Once the walk has begun, what seems like a fairly flat walk is anything but. Sheets of broken ice, the Arctic Ocean and ridges stand in their way. Pulling the equipment over the icy ridges while on cross country skis is a difficult task and many days it slows them down. They have to average more than 10 nautical miles per day in order to make their goal. Finally, they make it and the sense of accomplishment is overwhelming. This has been a dream for Sebastian and now it’s complete. Looking around at the vast snowy desert is calming, peaceful, reflective, but dangerous. As they wait for the helicopter, both men realize their trip is over and just like that, it’s back to the real world.
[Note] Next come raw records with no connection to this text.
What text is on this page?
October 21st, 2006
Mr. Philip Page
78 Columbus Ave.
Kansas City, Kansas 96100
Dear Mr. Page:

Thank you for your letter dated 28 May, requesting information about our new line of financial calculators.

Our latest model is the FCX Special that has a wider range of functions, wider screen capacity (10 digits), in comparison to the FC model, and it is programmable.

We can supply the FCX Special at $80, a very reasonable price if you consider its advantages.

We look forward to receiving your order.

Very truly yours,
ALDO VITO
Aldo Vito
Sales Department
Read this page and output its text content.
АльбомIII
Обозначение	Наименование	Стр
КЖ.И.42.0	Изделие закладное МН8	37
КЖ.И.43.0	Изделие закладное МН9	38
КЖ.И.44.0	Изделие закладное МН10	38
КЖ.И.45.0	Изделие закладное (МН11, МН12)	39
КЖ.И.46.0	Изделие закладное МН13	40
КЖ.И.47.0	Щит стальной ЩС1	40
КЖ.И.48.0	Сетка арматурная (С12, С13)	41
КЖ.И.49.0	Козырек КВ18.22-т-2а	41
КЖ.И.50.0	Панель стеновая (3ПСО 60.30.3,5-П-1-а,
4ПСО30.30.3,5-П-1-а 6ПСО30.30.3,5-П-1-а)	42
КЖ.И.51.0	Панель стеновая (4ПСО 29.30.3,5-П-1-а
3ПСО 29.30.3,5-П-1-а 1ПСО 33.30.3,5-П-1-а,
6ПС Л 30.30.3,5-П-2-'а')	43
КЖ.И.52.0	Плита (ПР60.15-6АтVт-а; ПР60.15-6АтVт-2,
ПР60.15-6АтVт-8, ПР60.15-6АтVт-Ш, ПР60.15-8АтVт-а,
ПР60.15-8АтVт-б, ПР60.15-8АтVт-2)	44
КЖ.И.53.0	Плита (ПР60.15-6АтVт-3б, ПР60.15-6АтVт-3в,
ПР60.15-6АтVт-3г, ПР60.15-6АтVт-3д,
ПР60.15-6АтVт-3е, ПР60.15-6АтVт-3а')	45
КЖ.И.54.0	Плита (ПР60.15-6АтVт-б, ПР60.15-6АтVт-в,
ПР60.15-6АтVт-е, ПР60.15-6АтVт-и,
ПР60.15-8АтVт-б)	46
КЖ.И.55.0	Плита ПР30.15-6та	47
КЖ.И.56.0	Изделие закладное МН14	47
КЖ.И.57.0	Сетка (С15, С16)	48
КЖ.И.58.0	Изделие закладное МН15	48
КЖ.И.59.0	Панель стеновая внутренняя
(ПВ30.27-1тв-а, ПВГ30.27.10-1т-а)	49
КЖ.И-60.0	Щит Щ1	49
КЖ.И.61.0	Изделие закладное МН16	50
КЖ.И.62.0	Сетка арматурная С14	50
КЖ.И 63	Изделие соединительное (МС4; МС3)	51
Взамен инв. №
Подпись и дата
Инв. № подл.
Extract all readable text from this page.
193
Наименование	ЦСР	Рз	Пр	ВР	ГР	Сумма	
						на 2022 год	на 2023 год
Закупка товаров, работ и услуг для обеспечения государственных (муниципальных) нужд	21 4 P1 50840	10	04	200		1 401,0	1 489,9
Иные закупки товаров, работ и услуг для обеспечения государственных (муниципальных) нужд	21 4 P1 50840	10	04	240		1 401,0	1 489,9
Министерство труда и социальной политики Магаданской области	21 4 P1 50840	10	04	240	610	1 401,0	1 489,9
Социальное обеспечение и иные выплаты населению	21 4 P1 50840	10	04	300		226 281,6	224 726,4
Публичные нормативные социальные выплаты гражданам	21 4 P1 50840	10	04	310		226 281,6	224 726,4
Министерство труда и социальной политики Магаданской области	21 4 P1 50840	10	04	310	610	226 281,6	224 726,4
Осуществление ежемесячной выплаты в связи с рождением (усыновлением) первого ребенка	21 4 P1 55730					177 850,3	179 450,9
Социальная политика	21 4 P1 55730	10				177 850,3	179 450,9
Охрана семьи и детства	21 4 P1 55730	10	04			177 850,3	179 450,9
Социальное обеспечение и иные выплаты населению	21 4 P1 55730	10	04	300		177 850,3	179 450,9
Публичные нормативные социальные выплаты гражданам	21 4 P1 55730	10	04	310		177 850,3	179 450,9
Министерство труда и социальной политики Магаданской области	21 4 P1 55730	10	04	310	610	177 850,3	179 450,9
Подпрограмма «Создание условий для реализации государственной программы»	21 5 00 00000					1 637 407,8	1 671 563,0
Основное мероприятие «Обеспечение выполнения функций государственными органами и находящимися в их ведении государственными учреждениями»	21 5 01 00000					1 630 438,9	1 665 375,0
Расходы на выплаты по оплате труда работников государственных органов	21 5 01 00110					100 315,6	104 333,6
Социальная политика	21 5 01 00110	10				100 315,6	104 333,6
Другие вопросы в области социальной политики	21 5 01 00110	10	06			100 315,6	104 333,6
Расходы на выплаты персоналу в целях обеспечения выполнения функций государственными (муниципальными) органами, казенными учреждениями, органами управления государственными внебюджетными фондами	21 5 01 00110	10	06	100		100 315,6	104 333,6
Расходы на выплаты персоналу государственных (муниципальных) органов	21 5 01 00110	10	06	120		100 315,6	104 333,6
Into the Cold was a beautiful documentary about the adventure to the North Pole. Sebastian Copeland is a wonderful writer and narrator whose description of the scenery, his preparation and his innermost thoughts really made the adventure real. As a photographer, he has an eye for the unknown beauty of the land and his photographs really captured it. I enjoyed watching and learning about an area that is rapidly disappearing due to the change in the Earth’s environment.
Video (5 stars out of 5)
Into the Cold is presented in high-definition, wide-screen and is beautiful. From the bright colors to the sharp white of the snow and ice, the picture was clear and crisp. The contrast of color on the almost completely white background was done really well and the colors really popped. The camera work was steady and shaky at times, but it really made the whole film come to life.
Audio (5 out of 5 stars)
The 5.1 Stereo Surround Sound presentation of Into the Cold is really good. The narration is clear and sharp and easy to hear. The dialogue in the film is also clear and every word was easily heard. The background music was really good and fit the film perfectly. I enjoyed listening to the film.
Extras (1/2 out of 5 stars)
There is only one special feature and it is a preview for Antarctica. This is a look at Copeland’s photography in book form and I really want to see more of his work.
Summary (4 out of 5 stars)
I really enjoyed watching Into the Cold. It was interesting to see the journey these men took in order to recreate a trip that was first taken 100 years ago. It’s a trip that in another hundred years people may not be able to take due to the changing of the environment. Copeland is a great photographer and adventurer and I really enjoyed seeing his journey and learning about what it takes to complete an adventure like that.